Q: 複数のチームメンバーがオートメーションを共有できますか?
A: はい、できます。オートメーションはチームのリソースです。メンバーは、権限に基づいてオートメーションを表示、編集、作成できます。
Q: Cursor AutomationsとZapierの違いは何ですか?
A: Zapierは、定義済みの操作でアプリを接続します。Cursor Automationsは、複雑なタスクについて推論し、意思決定を行い、新しい状況に適応できるAIエージェントを使用します。
Q: オートメーションはモノレポで機能しますか?
A: はい、機能します。オートメーションはモノレポを分析し、変更によってどのサービスが影響を受けるかを理解できます。特定のサービスにオートメーションをスコープするためにパスを設定してください。

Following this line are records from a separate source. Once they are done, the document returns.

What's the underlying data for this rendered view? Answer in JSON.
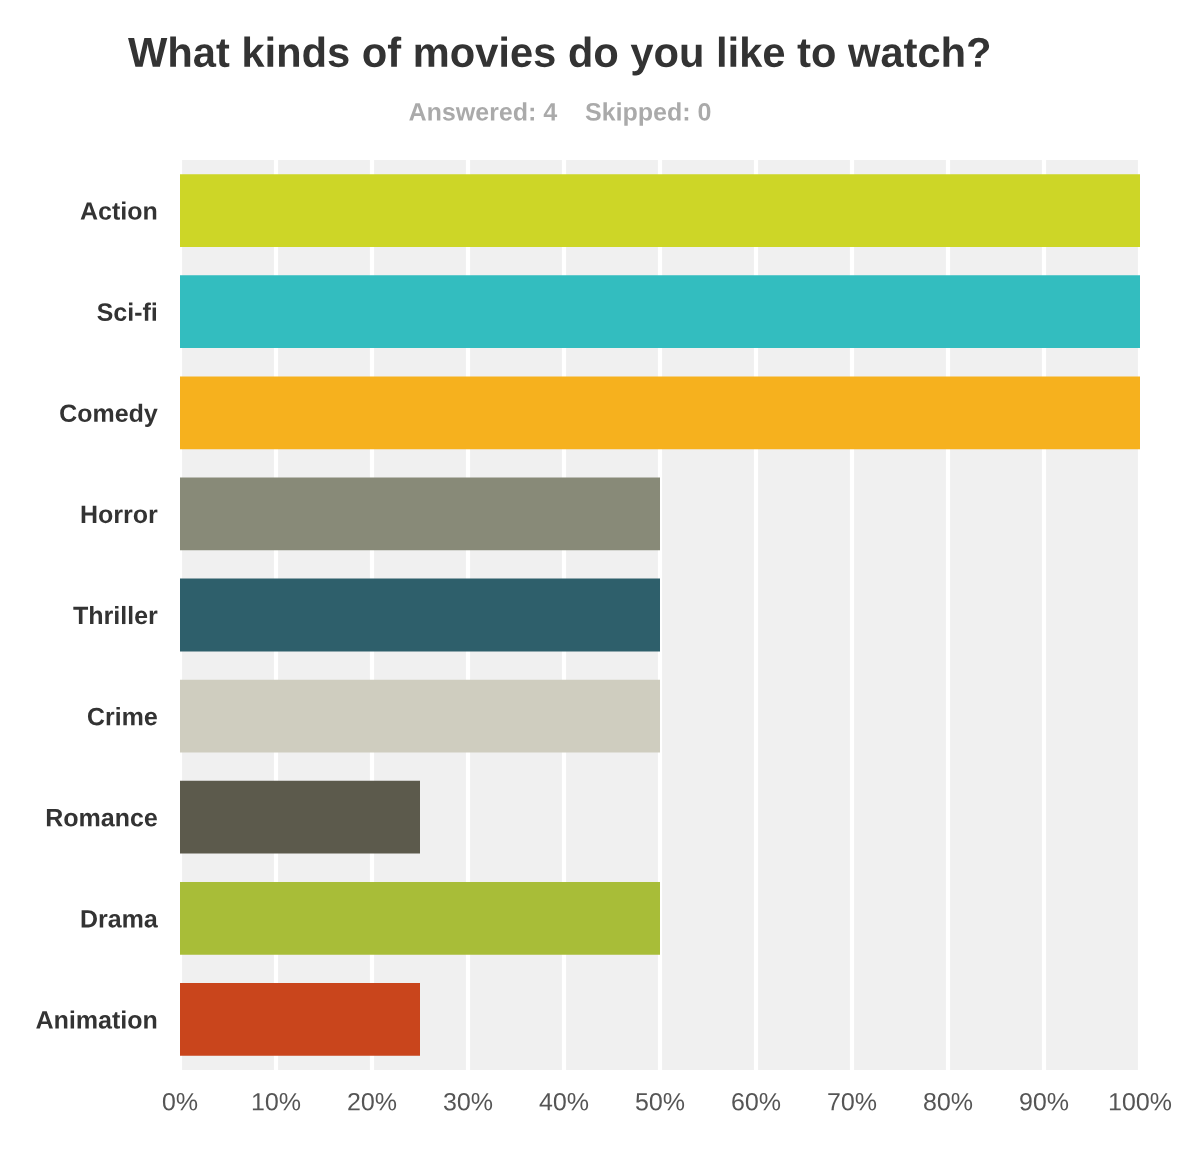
{
  "chart_data": {
    "type": "bar",
    "orientation": "horizontal",
    "title": "What kinds of movies do you like to watch?",
    "subtitle": "Answered: 4    Skipped: 0",
    "categories": [
      "Action",
      "Sci-fi",
      "Comedy",
      "Horror",
      "Thriller",
      "Crime",
      "Romance",
      "Drama",
      "Animation"
    ],
    "values": [
      100,
      100,
      100,
      50,
      50,
      50,
      25,
      50,
      25
    ],
    "colors": [
      "#cdd627",
      "#33bdbf",
      "#f6b11e",
      "#888a78",
      "#2e5f6b",
      "#cfcdbf",
      "#5c5a4c",
      "#a8bd38",
      "#c9451c"
    ],
    "xlim": [
      0,
      100
    ],
    "xticks": [
      {
        "value": 0,
        "label": "0%"
      },
      {
        "value": 10,
        "label": "10%"
      },
      {
        "value": 20,
        "label": "20%"
      },
      {
        "value": 30,
        "label": "30%"
      },
      {
        "value": 40,
        "label": "40%"
      },
      {
        "value": 50,
        "label": "50%"
      },
      {
        "value": 60,
        "label": "60%"
      },
      {
        "value": 70,
        "label": "70%"
      },
      {
        "value": 80,
        "label": "80%"
      },
      {
        "value": 90,
        "label": "90%"
      },
      {
        "value": 100,
        "label": "100%"
      }
    ],
    "grid": "x"
  }
}
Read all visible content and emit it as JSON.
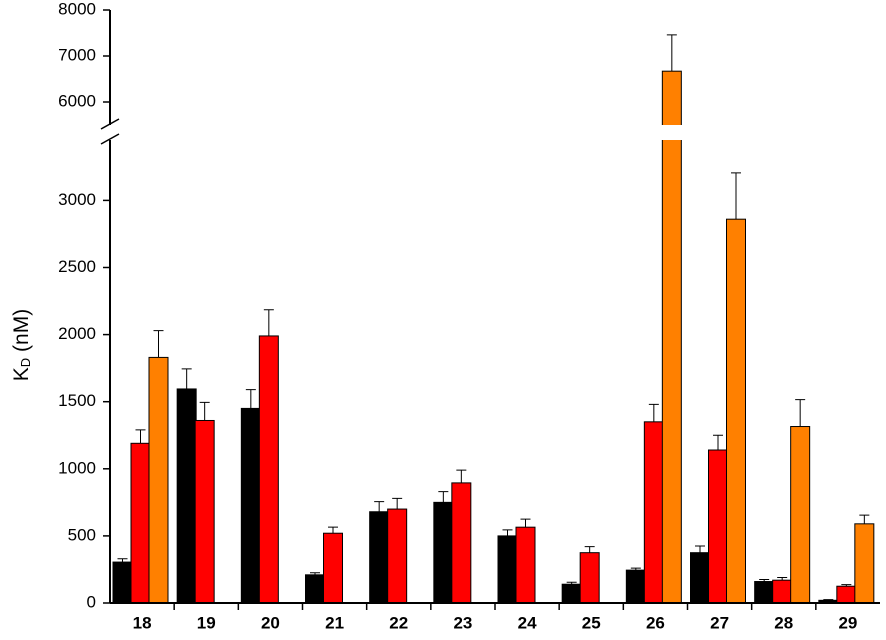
{
  "chart_data": {
    "type": "bar",
    "ylabel": {
      "main": "K",
      "sub": "D",
      "rest": " (nM)"
    },
    "categories": [
      "18",
      "19",
      "20",
      "21",
      "22",
      "23",
      "24",
      "25",
      "26",
      "27",
      "28",
      "29"
    ],
    "series": [
      {
        "color": "#000000",
        "values": [
          305,
          1595,
          1450,
          210,
          680,
          750,
          500,
          140,
          245,
          375,
          160,
          20
        ],
        "errors": [
          25,
          150,
          140,
          15,
          75,
          80,
          45,
          15,
          15,
          50,
          15,
          5
        ]
      },
      {
        "color": "#ff0000",
        "values": [
          1190,
          1360,
          1990,
          520,
          700,
          895,
          565,
          375,
          1350,
          1140,
          170,
          125
        ],
        "errors": [
          100,
          135,
          195,
          45,
          80,
          95,
          60,
          45,
          130,
          110,
          20,
          12
        ]
      },
      {
        "color": "#ff8000",
        "values": [
          1830,
          null,
          null,
          null,
          null,
          null,
          null,
          null,
          6670,
          2860,
          1315,
          590
        ],
        "errors": [
          200,
          null,
          null,
          null,
          null,
          null,
          null,
          null,
          790,
          345,
          200,
          65
        ]
      }
    ],
    "ylim": [
      0,
      8000
    ],
    "ybreak": [
      3450,
      5500
    ],
    "yticks": [
      0,
      500,
      1000,
      1500,
      2000,
      2500,
      3000,
      6000,
      7000,
      8000
    ]
  }
}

Q: 失敗したオートメーションをデバッグするにはどうすればよいですか?
A: Cursorは、オートメーションが行った各ステップを示す実行ログを提供します。ログをレビューして、指示が守られていない箇所やエラーが発生した箇所を特定してください。
結論
Cursor Automationsは、エンジニアリングチームが反復的な作業を処理する方法における変革を表しています。AIアシスタントを手動でトリガーしたり、ルーティンタスクに何時間も費やしたりする代わりに、チームはバックグラウンドで機能する常時稼働のエージェントを設定します。
その影響は測定可能です。Cursor自身のオートメーションは、何百万ものバグを検出し、インシデント対応時間を短縮し、エンジニアを調整のオーバーヘッドから解放します。RipplingやRunlayerのような企業は、これらのパターンを個人的なダッシュボードから完全なソフトウェアファクトリーまで、あらゆるものに拡張しています。
API開発チームにとって、Cursor AutomationsとApidogの組み合わせは強力なワークフローを生み出します。ApidogはAPIの設計、テスト、ドキュメント作成を処理します。Cursor Automationsはテストをトリガーし、エンドポイントを監視し、ドキュメントを最新の状態に保ちます。その結果、手動ステップを減らしながら、より迅速なリリースが可能になります。